The president of the State Senate and speaker of the State House, both Republicans, issued a joint statement emphasizing that the court’s ruling had not yet taken effect and probably would not for weeks, as the legal fight over the 1864 law heads back to a lower court for additional arguments over its constitutionality. They said they were reviewing the ruling and would listen to their voters to determine what the legislature should do.
Axios reported that Ben Toma, the Republican speaker, opposed a repeal and said he would not allow a vote on it.
The moves in the Legislature came as clinics and patients scrambled to make sense of the legal and administrative confusion left in the wake of the 4-2 vote by Arizona’s high court, with little certainty about just when the 160-year-old ban would go back into effect.
The decision — and the rising anger about it — has exposed divisions among Arizona’s Republicans over their support for abortion restrictions. The uproar highlighted how abortion has become a political vulnerability for Republicans in a post-Roe America, even in traditionally conservative states.
Some Arizona Republicans who had previously voted to support abortion restrictions or give legal protection to fetuses abruptly shifted course on Tuesday concerning the 1864 law, and called for a repeal or some other legislative fix.

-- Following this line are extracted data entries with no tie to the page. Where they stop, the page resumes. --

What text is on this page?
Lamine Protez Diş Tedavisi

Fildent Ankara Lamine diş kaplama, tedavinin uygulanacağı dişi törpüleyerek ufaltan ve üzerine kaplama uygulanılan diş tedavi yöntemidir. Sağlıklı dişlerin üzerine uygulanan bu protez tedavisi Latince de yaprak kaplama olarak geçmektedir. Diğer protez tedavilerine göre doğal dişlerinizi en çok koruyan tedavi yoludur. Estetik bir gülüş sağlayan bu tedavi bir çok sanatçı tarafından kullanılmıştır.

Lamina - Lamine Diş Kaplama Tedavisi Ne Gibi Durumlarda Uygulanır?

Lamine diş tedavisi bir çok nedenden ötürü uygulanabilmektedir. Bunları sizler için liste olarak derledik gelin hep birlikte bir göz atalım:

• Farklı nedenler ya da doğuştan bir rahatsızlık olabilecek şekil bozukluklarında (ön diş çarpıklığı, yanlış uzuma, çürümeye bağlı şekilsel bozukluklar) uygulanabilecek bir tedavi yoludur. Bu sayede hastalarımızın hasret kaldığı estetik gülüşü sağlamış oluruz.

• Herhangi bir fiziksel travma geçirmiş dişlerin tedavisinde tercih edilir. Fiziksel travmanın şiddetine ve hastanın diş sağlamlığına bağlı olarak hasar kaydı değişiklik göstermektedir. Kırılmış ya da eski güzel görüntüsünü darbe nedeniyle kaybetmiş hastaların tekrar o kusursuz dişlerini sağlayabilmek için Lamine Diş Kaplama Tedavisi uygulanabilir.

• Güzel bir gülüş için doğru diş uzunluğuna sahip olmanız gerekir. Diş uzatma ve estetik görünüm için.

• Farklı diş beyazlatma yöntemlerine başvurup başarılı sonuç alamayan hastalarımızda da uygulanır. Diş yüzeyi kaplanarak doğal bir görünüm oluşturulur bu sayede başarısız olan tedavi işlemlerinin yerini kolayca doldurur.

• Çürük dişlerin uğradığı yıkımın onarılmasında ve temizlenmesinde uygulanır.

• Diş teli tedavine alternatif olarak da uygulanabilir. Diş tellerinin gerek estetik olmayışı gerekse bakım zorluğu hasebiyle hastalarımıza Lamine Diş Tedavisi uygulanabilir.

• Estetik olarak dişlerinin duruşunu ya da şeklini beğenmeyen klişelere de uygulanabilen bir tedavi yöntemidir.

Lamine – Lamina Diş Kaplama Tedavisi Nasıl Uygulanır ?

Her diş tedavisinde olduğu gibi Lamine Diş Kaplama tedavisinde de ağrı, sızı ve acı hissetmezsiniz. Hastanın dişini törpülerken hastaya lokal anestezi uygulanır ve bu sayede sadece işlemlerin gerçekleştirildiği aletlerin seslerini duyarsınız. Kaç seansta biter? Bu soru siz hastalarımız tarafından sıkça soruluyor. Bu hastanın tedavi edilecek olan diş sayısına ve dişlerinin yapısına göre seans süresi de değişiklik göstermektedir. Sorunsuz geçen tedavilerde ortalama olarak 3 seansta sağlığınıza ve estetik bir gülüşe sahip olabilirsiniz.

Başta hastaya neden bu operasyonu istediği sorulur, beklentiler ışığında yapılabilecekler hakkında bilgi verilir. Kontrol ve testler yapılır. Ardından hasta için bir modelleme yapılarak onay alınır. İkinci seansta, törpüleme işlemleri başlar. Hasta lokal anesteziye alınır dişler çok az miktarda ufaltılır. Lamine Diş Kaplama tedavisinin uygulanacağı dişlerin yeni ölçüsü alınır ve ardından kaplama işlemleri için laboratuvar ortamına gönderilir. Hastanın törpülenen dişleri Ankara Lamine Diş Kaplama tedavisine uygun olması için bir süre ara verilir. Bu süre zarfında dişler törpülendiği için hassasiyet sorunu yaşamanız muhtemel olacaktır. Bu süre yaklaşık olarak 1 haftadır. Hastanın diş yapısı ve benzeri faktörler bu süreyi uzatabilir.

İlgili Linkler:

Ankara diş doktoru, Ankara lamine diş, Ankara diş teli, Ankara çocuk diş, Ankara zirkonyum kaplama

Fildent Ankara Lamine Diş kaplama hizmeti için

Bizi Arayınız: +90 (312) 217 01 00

On Wednesday, former President Donald J. Trump, who has claimed credit for appointing U.S. Supreme Court justices who overturned the federal constitutional right to abortion, said Arizona’s high court had gone too far, and said he believed “that will be straightened out.”
But the state’s far-right Freedom Caucus praised the court’s ruling, saying it protected innocent lives, and vowed to oppose efforts to undo it.
At abortion clinics in Phoenix, doctors said on Wednesday that the court’s decision had created new anxiety and uncertainty. Phones have been ringing constantly at Camelback Family Planning, with patients asking whether they can still get services, and for how long, according to Dr. Gabrielle Goodrick, the clinic’s owner and medical director.
“They’re just freaking out,” Dr. Goodrick said.
She said her clinic had twice before been forced to temporarily stop providing abortions in the legal uncertainty after Roe v. Wade was overturned. The threat of having to stop again because of the 1864 ban, she said, would upend services at clinics and threaten her patients’ health.
“We’re living in a dystopia,” she said. “I’m hoping the Legislature will do something. This is not what Arizonans want.”